Some of her readers were offended by Cassandra’s complaining about the ruin of her birthday party because it seemed so petty compared to the horror of King’s death. I, too, have been offended by novels that co-opt tragedies of the Civil Rights Movement to add ready-made drama to the relatively trivial problems of some White girl or boy. Similarly, I resent books that use the attacks on the World Trade Center to heighten the drama of a pet dog dying or the silly problems of a bunch of spoiled yuppies.

So I was not disposed to like Cassandra very much, and the description of her subsequent book and other actions didn’t appeal to me much either. Eventually, however, she did begin to grow on me. Cassandra doesn’t flinch from the truth. Instead of striking back when criticised, she looks for where she may be in the wrong. I like that. As she returns to Baltimore and reconnects with her former friends, she learns some home truths about herself.
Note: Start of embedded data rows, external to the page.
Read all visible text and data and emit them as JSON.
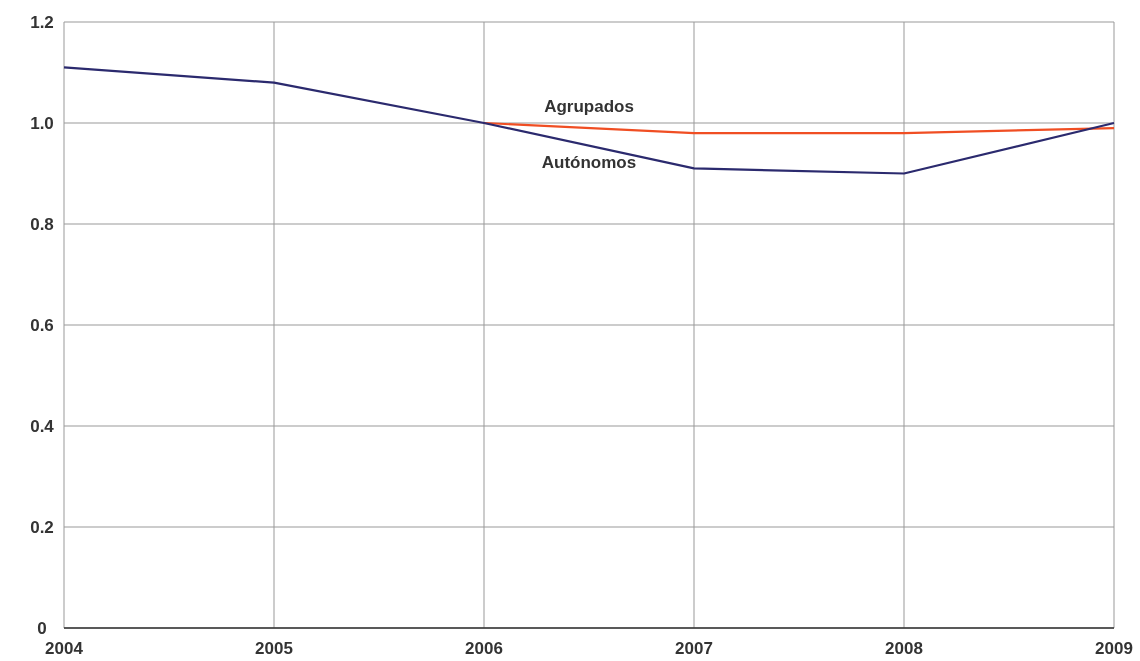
{
  "chart_data": {
    "type": "line",
    "x": [
      2004,
      2005,
      2006,
      2007,
      2008,
      2009
    ],
    "series": [
      {
        "name": "Agrupados",
        "color": "#f04e23",
        "values": [
          null,
          null,
          1.0,
          0.98,
          0.98,
          0.99
        ]
      },
      {
        "name": "Autónomos",
        "color": "#2b2a6e",
        "values": [
          1.11,
          1.08,
          1.0,
          0.91,
          0.9,
          1.0
        ]
      }
    ],
    "xlim": [
      2004,
      2009
    ],
    "xticks": [
      2004,
      2005,
      2006,
      2007,
      2008,
      2009
    ],
    "ylim": [
      0,
      1.2
    ],
    "yticks": [
      0,
      0.2,
      0.4,
      0.6,
      0.8,
      {
        "value": 1,
        "label": "1.0"
      },
      1.2
    ],
    "grid": true,
    "legend": false,
    "marker": "none",
    "line_style": "solid"
  }
}
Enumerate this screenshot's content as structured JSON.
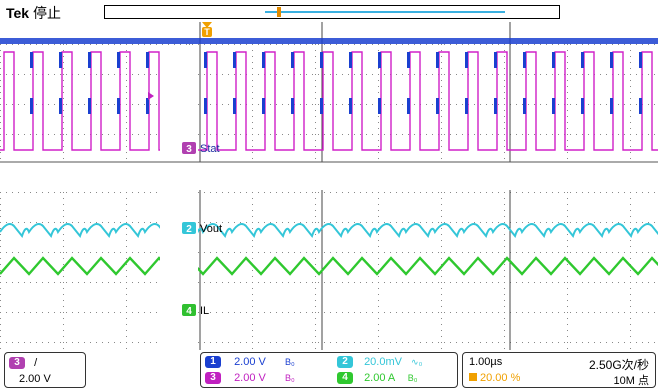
{
  "header": {
    "brand": "Tek",
    "state": "停止"
  },
  "labels": {
    "ch3": "Stat",
    "ch2": "Vout",
    "ch4": "IL",
    "ch3_num": "3",
    "ch2_num": "2",
    "ch4_num": "4"
  },
  "status": {
    "trigger_channel": "3",
    "trigger_slope": "/",
    "trigger_level": "2.00 V",
    "ch1": {
      "num": "1",
      "scale": "2.00 V",
      "coupling": "B₀"
    },
    "ch2": {
      "num": "2",
      "scale": "20.0mV",
      "coupling": "∿₀"
    },
    "ch3": {
      "num": "3",
      "scale": "2.00 V",
      "coupling": "B₀"
    },
    "ch4": {
      "num": "4",
      "scale": "2.00 A",
      "coupling": "B₀"
    },
    "timebase": "1.00µs",
    "sample_rate": "2.50G次/秒",
    "record_position": "20.00 %",
    "record_length": "10M 点"
  },
  "colors": {
    "ch1": "#1a3fd0",
    "ch2": "#34c6d8",
    "ch3": "#d020c8",
    "ch4": "#2fc82f",
    "trigger": "#f0a000"
  }
}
Cassandra contacts the three women who were her close friends in elementary school, chosen on the first day not because they were Black but because they seemed self-confident and had already staked a claim on the best-placed quartet of desks. She had attended a different junior high and when they met up again in high school, somehow she was no longer part of their group.
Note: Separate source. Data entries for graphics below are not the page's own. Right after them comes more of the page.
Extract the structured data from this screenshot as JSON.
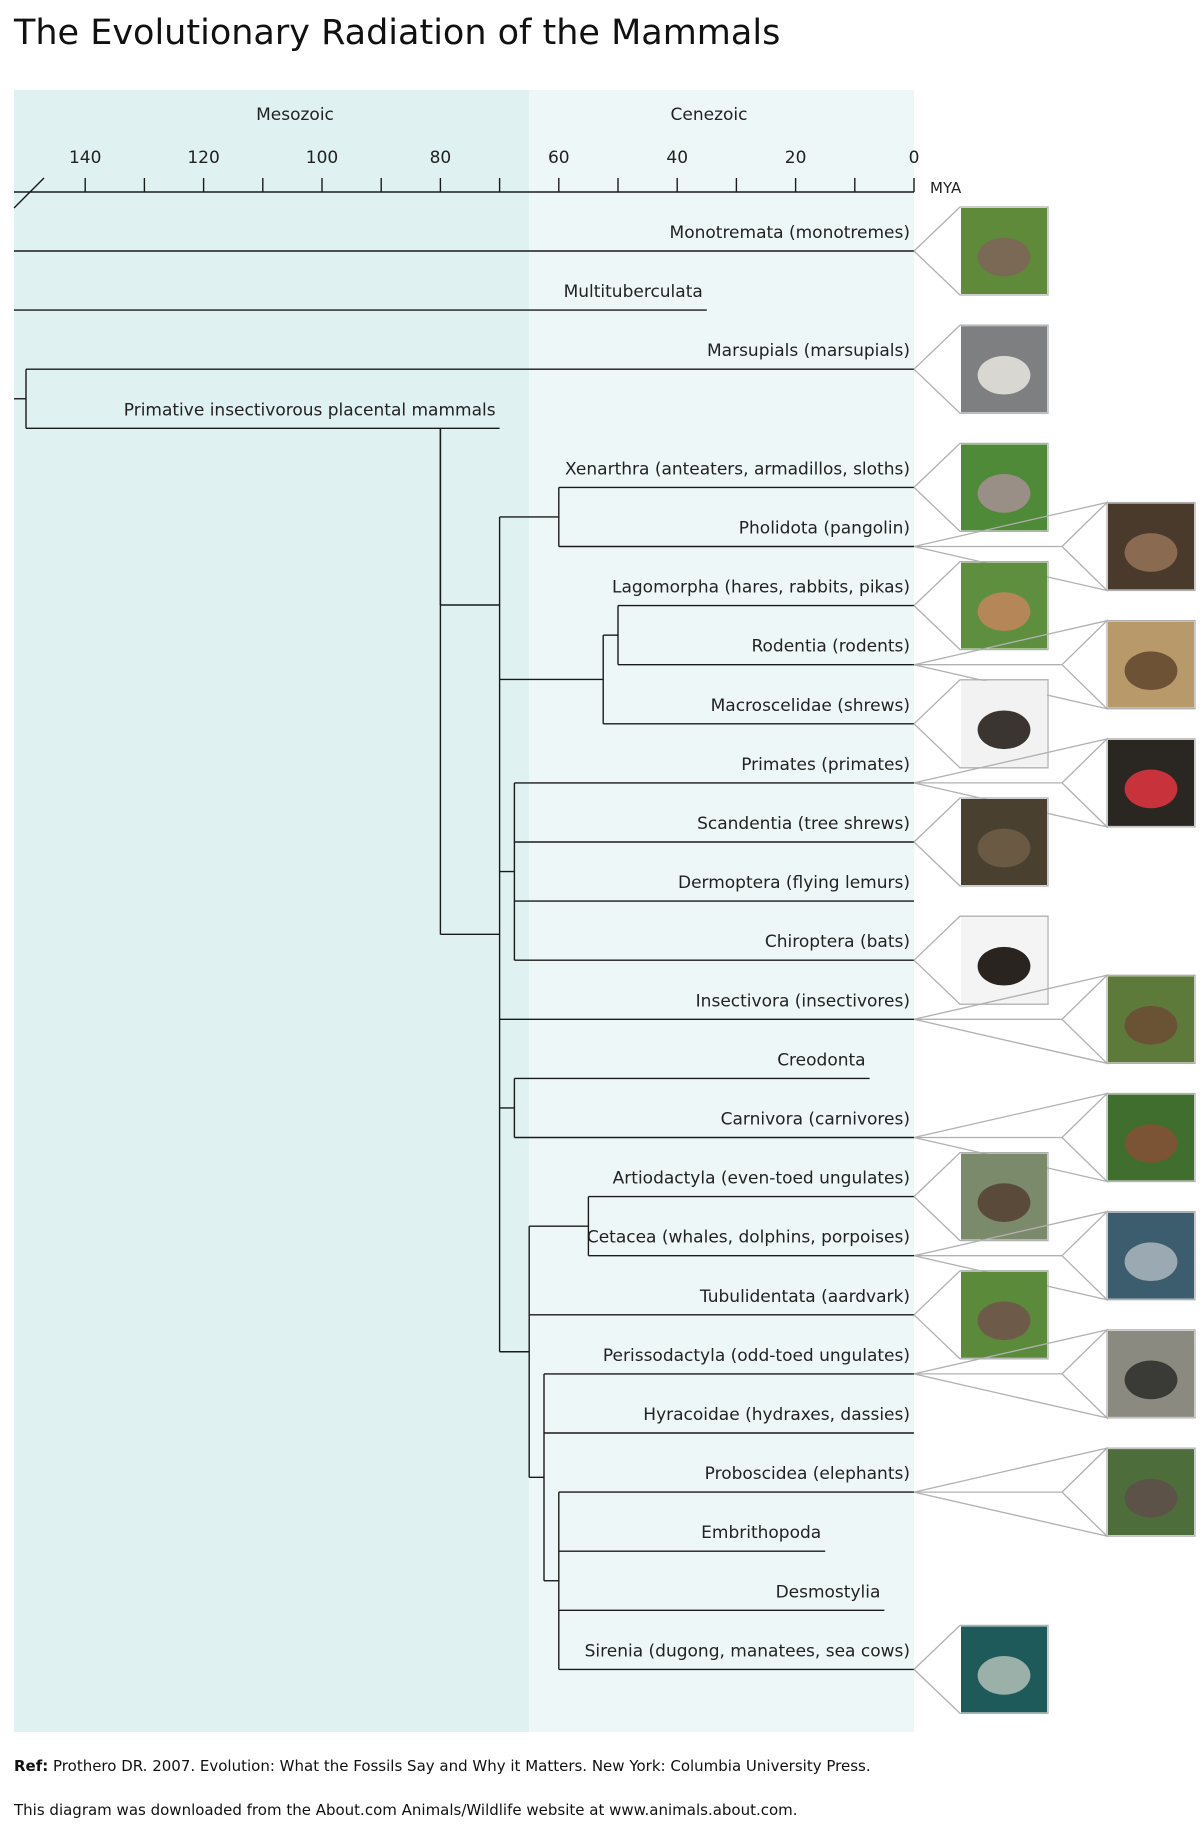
{
  "title": "The Evolutionary Radiation of the Mammals",
  "eras": [
    "Mesozoic",
    "Cenezoic"
  ],
  "axis": {
    "unit": "MYA",
    "range_mya": [
      152,
      0
    ],
    "boundary_mya": 65,
    "ticks_labeled": [
      140,
      120,
      100,
      80,
      60,
      40,
      20,
      0
    ],
    "ticks_minor": [
      130,
      110,
      90,
      70,
      50,
      30,
      10
    ]
  },
  "colors": {
    "mesozoic_bg": "#dff1f0",
    "cenozoic_bg": "#eef7f7",
    "line": "#1a1a1a",
    "photo_frame": "#b0b0b0"
  },
  "taxa": [
    {
      "label": "Monotremata (monotremes)",
      "end": 0,
      "photo": "echidna",
      "col": 1
    },
    {
      "label": "Multituberculata",
      "end": 35,
      "photo": null,
      "col": 0
    },
    {
      "label": "Marsupials (marsupials)",
      "end": 0,
      "photo": "koala",
      "col": 1
    },
    {
      "label": "Primative insectivorous placental mammals",
      "end": 70,
      "photo": null,
      "col": 0
    },
    {
      "label": "Xenarthra (anteaters, armadillos, sloths)",
      "end": 0,
      "photo": "armadillo",
      "col": 1
    },
    {
      "label": "Pholidota (pangolin)",
      "end": 0,
      "photo": "pangolin",
      "col": 2
    },
    {
      "label": "Lagomorpha (hares, rabbits, pikas)",
      "end": 0,
      "photo": "rabbit",
      "col": 1
    },
    {
      "label": "Rodentia (rodents)",
      "end": 0,
      "photo": "mouse",
      "col": 2
    },
    {
      "label": "Macroscelidae (shrews)",
      "end": 0,
      "photo": "shrew",
      "col": 1
    },
    {
      "label": "Primates (primates)",
      "end": 0,
      "photo": "mandrill",
      "col": 2
    },
    {
      "label": "Scandentia (tree shrews)",
      "end": 0,
      "photo": "tree-shrew",
      "col": 1
    },
    {
      "label": "Dermoptera (flying lemurs)",
      "end": 0,
      "photo": null,
      "col": 0
    },
    {
      "label": "Chiroptera (bats)",
      "end": 0,
      "photo": "bat",
      "col": 1
    },
    {
      "label": "Insectivora (insectivores)",
      "end": 0,
      "photo": "hedgehog",
      "col": 2
    },
    {
      "label": "Creodonta",
      "end": 7.5,
      "photo": null,
      "col": 0
    },
    {
      "label": "Carnivora (carnivores)",
      "end": 0,
      "photo": "bear",
      "col": 2
    },
    {
      "label": "Artiodactyla (even-toed ungulates)",
      "end": 0,
      "photo": "deer",
      "col": 1
    },
    {
      "label": "Cetacea (whales, dolphins, porpoises)",
      "end": 0,
      "photo": "dolphin",
      "col": 2
    },
    {
      "label": "Tubulidentata (aardvark)",
      "end": 0,
      "photo": "aardvark",
      "col": 1
    },
    {
      "label": "Perissodactyla (odd-toed ungulates)",
      "end": 0,
      "photo": "rhinoceros",
      "col": 2
    },
    {
      "label": "Hyracoidae (hydraxes, dassies)",
      "end": 0,
      "photo": null,
      "col": 0
    },
    {
      "label": "Proboscidea (elephants)",
      "end": 0,
      "photo": "elephant",
      "col": 2
    },
    {
      "label": "Embrithopoda",
      "end": 15,
      "photo": null,
      "col": 0
    },
    {
      "label": "Desmostylia",
      "end": 5,
      "photo": null,
      "col": 0
    },
    {
      "label": "Sirenia (dugong, manatees, sea cows)",
      "end": 0,
      "photo": "manatee",
      "col": 1
    }
  ],
  "nodes": [
    {
      "mya": 150,
      "children": [
        2,
        3
      ]
    },
    {
      "mya": 60,
      "children": [
        4,
        5
      ]
    },
    {
      "mya": 50,
      "children": [
        6,
        7
      ]
    },
    {
      "mya": 52.5,
      "children": [
        "n2",
        8
      ]
    },
    {
      "mya": 67.5,
      "children": [
        9,
        10,
        11,
        12
      ]
    },
    {
      "mya": 67.5,
      "children": [
        14,
        15
      ]
    },
    {
      "mya": 55,
      "children": [
        16,
        17
      ]
    },
    {
      "mya": 60,
      "children": [
        21,
        22,
        23,
        24
      ]
    },
    {
      "mya": 62.5,
      "children": [
        19,
        20,
        "n7"
      ]
    },
    {
      "mya": 65,
      "children": [
        "n6",
        18,
        "n8"
      ]
    },
    {
      "mya": 70,
      "children": [
        "n1",
        "n3",
        "n4",
        13,
        "n5",
        "n9"
      ]
    },
    {
      "mya": 80,
      "children": [
        3,
        "n10"
      ]
    }
  ],
  "footer": {
    "ref_label": "Ref:",
    "ref_text": " Prothero DR. 2007. Evolution: What the Fossils Say and Why it Matters. New York: Columbia University Press.",
    "source": "This diagram was downloaded from the About.com Animals/Wildlife website at www.animals.about.com."
  }
}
There are many references to heroes—Cassandra’s father is a Classics professor—but this is really a book about race. I sometimes think pretty much everything in Baltimore is really about race. Kudos to Lippman for taking on issues so hard to explore without giving offense and impossible, in the end, to see from both sides. To me, the heart of the book is Cassandra’s inability, no matter how close she may have been to her three friends, to understand what life was like for them. Lippman adroitly expands this theme beyond race, adding a resonance that lingers long after I’ve set the book down.

I believe that what Lippman does here represents the best of what fiction is capable of. Yes, fiction can be entertaining and escapist, but where it really shines is when it opens our minds and our hearts and enables us to see the world from within someone else’s skin. Undertaking this journey is the most honorable motivation for our becoming writers and readers and thus makes heroes of us all.